拒むように伸ばした腕を捕まれて、反発する火花が散った。そのはずなのに、引き寄せる力は変わらず、再び暖かな腕の中に抱き寄せられた。
「い……やだ、いやだっ!」
「案ずることはない。僕は君のサイオンで傷ついてはいないよ。よく見てごらん」
離れようと、抱き寄せられた身体に手をついて突っぱねていたジョミーは、恐る恐ると自分を抱き締める掌を見た。
肩に掛けられたグローブに包まれた手は、火花で拒まれることもなくしっかりと抱き寄せた形のままだ。
ジョミーに触れてもなんともない手を見て、ほっと安堵の息が漏れた。
「リオ……」
『平気です。今度は本当に怪我もしていませんから、安心してください』
振り返ると、リオはにっこりと微笑んで弾かれた手をこちらに向けて見せた。確かに、今度は火傷のような状態にはなっていないようだ。
「そこで安心して終わると困る」
『ソルジャー!』
厳しい声が上から降ってきて、ジョミーは肩に掛けられた手を辿るようにして上を見上げた。
赤い瞳は、今まで見せていたような柔らかな笑みを消していた。
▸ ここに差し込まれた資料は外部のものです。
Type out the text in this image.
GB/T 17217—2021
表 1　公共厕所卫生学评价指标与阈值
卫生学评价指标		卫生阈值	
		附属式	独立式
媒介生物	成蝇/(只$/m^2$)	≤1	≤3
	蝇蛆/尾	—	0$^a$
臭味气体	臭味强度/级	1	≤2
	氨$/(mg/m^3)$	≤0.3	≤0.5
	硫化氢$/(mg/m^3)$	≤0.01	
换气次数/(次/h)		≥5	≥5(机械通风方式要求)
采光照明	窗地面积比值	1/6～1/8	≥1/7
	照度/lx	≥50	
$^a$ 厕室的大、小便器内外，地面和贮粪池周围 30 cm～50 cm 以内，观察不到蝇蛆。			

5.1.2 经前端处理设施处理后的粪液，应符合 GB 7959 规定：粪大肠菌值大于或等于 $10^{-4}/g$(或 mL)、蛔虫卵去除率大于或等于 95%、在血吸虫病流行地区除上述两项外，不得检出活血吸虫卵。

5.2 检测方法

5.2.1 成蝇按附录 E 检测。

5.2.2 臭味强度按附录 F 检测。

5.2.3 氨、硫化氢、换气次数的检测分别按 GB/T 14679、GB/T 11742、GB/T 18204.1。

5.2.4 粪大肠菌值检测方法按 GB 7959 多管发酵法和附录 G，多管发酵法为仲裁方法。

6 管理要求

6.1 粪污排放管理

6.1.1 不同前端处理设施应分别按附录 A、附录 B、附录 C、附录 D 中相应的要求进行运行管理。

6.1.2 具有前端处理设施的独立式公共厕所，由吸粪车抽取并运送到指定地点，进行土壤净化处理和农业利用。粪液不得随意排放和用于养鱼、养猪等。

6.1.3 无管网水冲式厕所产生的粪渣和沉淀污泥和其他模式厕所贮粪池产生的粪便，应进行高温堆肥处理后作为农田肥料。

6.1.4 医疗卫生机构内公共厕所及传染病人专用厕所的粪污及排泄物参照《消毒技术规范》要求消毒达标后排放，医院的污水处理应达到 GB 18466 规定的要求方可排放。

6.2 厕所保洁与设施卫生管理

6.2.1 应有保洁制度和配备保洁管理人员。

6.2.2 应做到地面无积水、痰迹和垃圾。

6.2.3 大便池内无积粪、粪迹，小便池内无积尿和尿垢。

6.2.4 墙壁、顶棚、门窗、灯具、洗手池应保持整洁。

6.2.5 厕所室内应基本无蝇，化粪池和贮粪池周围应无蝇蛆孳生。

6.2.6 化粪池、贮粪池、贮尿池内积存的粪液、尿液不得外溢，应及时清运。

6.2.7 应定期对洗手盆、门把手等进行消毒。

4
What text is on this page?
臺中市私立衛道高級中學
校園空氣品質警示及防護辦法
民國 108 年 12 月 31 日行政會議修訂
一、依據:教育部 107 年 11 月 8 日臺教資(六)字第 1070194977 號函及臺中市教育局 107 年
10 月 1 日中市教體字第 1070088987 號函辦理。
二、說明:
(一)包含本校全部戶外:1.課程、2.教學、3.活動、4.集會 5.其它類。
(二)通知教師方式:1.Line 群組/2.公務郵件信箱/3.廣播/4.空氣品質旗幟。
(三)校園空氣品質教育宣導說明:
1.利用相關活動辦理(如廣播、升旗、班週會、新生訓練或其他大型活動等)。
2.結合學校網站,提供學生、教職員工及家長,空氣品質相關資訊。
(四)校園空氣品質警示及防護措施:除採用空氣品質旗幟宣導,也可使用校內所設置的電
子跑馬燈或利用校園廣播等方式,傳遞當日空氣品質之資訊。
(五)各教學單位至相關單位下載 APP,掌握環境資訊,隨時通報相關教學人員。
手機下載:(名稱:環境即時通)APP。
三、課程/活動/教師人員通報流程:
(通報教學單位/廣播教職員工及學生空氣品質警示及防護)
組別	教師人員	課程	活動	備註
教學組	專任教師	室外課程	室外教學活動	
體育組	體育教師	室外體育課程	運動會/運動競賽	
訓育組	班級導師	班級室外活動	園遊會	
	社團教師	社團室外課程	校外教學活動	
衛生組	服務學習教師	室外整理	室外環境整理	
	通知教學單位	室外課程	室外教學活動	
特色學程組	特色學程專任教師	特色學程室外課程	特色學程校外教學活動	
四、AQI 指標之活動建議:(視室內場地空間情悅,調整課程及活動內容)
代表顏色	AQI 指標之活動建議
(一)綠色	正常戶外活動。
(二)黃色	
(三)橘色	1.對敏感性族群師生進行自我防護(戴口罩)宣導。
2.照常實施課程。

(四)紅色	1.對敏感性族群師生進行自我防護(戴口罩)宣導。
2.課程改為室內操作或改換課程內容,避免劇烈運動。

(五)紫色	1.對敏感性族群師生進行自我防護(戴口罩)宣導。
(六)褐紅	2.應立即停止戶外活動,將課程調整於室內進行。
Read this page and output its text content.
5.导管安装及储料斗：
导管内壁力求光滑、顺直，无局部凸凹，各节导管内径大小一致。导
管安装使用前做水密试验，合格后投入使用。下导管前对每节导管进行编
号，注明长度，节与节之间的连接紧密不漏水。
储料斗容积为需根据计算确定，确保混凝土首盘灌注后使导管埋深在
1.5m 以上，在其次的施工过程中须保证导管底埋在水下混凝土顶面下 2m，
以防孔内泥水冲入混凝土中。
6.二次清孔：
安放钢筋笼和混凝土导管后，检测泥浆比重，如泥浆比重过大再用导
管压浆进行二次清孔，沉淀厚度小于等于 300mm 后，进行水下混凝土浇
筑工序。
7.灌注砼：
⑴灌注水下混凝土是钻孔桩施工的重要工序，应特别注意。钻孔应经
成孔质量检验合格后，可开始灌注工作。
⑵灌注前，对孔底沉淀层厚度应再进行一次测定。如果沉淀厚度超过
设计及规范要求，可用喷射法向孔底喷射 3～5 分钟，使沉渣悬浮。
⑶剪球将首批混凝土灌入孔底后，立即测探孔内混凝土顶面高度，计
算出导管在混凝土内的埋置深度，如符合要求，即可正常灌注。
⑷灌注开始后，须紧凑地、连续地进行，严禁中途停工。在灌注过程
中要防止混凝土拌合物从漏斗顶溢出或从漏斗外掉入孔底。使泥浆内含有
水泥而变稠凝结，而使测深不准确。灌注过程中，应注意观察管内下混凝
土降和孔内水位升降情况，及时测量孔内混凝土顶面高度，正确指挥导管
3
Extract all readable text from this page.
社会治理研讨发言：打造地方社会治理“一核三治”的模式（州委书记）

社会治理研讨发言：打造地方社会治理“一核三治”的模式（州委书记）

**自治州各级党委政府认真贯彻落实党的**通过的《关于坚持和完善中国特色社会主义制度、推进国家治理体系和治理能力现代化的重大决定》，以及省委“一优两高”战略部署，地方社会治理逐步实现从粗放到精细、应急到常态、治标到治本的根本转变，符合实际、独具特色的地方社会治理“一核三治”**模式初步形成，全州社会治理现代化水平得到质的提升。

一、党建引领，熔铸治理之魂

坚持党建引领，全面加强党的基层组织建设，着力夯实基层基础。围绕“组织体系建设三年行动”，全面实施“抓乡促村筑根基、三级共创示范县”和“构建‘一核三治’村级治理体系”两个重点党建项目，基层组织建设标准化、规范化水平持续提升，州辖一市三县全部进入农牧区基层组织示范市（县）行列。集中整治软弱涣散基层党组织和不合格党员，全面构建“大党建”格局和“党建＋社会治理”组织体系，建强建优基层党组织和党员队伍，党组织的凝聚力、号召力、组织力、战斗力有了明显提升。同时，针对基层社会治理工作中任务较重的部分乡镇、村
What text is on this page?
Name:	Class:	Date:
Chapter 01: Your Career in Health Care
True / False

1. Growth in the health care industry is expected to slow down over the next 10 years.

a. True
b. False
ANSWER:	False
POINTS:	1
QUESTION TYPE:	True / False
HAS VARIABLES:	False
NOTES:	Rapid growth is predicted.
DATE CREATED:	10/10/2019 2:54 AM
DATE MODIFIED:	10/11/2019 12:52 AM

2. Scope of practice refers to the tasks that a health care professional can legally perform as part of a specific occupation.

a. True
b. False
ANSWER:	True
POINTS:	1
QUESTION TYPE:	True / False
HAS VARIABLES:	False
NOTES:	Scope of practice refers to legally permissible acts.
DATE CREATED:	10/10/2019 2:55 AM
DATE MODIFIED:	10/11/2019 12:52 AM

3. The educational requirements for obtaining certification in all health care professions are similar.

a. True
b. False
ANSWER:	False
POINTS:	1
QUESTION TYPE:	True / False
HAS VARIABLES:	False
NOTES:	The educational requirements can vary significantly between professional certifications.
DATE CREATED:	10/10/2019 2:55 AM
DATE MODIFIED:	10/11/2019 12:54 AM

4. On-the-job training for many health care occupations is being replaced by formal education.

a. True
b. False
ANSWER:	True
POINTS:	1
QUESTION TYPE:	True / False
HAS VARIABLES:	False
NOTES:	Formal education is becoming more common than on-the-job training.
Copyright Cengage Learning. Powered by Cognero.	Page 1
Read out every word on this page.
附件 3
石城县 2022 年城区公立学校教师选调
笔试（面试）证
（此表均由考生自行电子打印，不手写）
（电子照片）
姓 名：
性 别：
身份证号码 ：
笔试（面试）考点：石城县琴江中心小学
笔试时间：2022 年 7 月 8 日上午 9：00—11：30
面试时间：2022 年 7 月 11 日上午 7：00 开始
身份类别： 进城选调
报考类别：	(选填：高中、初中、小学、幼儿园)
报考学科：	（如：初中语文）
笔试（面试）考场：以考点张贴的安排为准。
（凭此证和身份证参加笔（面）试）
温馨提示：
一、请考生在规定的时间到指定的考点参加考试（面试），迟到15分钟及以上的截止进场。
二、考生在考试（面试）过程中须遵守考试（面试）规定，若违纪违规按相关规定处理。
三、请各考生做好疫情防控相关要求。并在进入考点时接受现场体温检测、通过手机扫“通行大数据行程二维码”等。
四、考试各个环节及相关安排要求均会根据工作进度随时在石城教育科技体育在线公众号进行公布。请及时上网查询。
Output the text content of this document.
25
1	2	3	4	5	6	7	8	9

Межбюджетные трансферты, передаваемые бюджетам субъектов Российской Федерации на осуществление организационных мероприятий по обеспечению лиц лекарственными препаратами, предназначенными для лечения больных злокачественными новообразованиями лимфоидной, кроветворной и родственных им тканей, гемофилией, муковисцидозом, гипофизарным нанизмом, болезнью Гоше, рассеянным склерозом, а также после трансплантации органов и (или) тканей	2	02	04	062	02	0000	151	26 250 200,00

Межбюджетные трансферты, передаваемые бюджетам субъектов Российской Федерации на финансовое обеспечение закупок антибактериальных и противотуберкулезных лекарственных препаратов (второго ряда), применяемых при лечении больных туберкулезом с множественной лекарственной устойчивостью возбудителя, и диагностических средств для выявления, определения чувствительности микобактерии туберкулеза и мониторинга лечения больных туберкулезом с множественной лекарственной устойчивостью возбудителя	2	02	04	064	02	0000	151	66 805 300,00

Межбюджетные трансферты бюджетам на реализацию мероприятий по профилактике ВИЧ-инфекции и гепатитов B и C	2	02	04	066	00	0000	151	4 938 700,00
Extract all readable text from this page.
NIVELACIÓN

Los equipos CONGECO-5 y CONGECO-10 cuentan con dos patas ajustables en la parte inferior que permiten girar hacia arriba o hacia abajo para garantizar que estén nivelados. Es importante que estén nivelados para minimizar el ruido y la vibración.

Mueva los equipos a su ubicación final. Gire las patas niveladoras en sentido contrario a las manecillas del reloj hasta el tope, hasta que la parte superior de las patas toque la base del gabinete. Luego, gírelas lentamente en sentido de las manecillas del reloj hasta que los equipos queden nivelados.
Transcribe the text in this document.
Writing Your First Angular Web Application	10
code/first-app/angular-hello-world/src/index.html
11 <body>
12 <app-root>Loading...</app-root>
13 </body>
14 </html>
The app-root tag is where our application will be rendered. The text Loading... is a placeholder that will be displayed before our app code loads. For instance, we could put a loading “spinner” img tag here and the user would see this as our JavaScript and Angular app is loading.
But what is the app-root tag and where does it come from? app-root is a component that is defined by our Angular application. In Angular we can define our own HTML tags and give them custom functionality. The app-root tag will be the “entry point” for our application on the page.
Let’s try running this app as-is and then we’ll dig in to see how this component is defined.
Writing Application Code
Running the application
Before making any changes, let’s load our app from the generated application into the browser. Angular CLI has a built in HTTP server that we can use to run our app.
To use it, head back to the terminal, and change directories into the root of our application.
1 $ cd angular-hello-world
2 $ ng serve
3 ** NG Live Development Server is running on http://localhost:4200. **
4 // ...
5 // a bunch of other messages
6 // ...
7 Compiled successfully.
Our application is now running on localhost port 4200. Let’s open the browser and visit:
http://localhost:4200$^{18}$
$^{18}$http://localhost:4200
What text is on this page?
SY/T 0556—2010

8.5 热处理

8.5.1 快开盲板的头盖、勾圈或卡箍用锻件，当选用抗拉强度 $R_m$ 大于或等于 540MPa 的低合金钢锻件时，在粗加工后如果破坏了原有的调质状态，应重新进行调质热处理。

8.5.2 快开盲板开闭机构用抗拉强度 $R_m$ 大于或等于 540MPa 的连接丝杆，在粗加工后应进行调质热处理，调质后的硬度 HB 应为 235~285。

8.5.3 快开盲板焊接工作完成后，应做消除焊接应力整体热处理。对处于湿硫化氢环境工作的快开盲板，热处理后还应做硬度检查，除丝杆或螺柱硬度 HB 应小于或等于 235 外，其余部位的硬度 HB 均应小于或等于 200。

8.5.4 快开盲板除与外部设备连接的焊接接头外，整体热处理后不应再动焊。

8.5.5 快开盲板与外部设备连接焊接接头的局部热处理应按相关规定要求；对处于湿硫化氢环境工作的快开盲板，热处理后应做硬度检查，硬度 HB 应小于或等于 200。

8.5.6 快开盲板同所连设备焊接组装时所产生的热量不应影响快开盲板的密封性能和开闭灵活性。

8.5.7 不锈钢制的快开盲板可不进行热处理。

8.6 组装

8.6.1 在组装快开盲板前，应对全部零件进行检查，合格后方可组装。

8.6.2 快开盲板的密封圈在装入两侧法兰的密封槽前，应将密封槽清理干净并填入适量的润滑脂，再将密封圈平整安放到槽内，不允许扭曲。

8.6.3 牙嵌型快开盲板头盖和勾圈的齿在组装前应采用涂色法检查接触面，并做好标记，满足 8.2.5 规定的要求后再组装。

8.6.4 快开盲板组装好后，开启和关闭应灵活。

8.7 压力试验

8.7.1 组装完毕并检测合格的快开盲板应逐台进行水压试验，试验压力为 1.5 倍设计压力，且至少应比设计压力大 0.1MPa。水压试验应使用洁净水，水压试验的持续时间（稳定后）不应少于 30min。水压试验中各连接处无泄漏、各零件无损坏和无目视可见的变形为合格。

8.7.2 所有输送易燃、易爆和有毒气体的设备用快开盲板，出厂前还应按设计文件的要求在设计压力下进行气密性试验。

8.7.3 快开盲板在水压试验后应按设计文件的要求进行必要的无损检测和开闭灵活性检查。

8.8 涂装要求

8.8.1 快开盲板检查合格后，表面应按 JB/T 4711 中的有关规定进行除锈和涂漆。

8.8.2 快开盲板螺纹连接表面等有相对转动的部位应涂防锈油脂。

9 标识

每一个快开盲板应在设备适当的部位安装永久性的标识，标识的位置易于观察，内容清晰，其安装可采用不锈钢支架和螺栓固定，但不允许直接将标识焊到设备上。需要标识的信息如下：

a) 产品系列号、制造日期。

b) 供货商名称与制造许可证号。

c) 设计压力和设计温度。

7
硬質で冷たい石……まるでルビーのように無機質な輝き。
血のように赤い、深い色。
「ふむ……血のように、か。なるほど確かに」
「ま……また勝手に人の」
「考えを覗いたことはない。君の思考はすべて外に流れていると言っただろう」
白いグローブに包まれたほっそりとした指が、ジョミーの顎に掛かる。下を向けないように当てられた指は、たった一本の力なのにまるで逆らえずに、その赤い瞳だけを見つめることしかできない。
「僕が恐いかい、ジョミー?」
「……恐く、なん……か」
「歯の根が震えているよ」
赤い瞳が弧を描く。
微笑みは、今までに見た慈愛に満ちたものなどではなく、酷薄に獲物を見下ろす肉食の獣のようで。
「……わかっているかい、ジョミー。君はリオを傷つけた。それも僕が来なければ、二度もだ。朝と今と」
『ソルジャー!』
「そんな力を持って、家に帰るだって?もしまた力が暴走したとき、君の大切な両親を傷つけずに済む保証はあるのかい?」
いっそ楽しげな笑みを乗せた指摘に、ジョミーははっと息を飲む。
ブルーの瞳から目を逸らせない、けれどリオが立っている位置はわかる。その赤くなった右手。
「ぼ……くに……何を、した」
アタラクシアの自宅で、こんな変な現象が起きたことなんてない。絶対に目の前の少年が何かをしたから、だからおかしなことになっているんだ。そうとしか思えない。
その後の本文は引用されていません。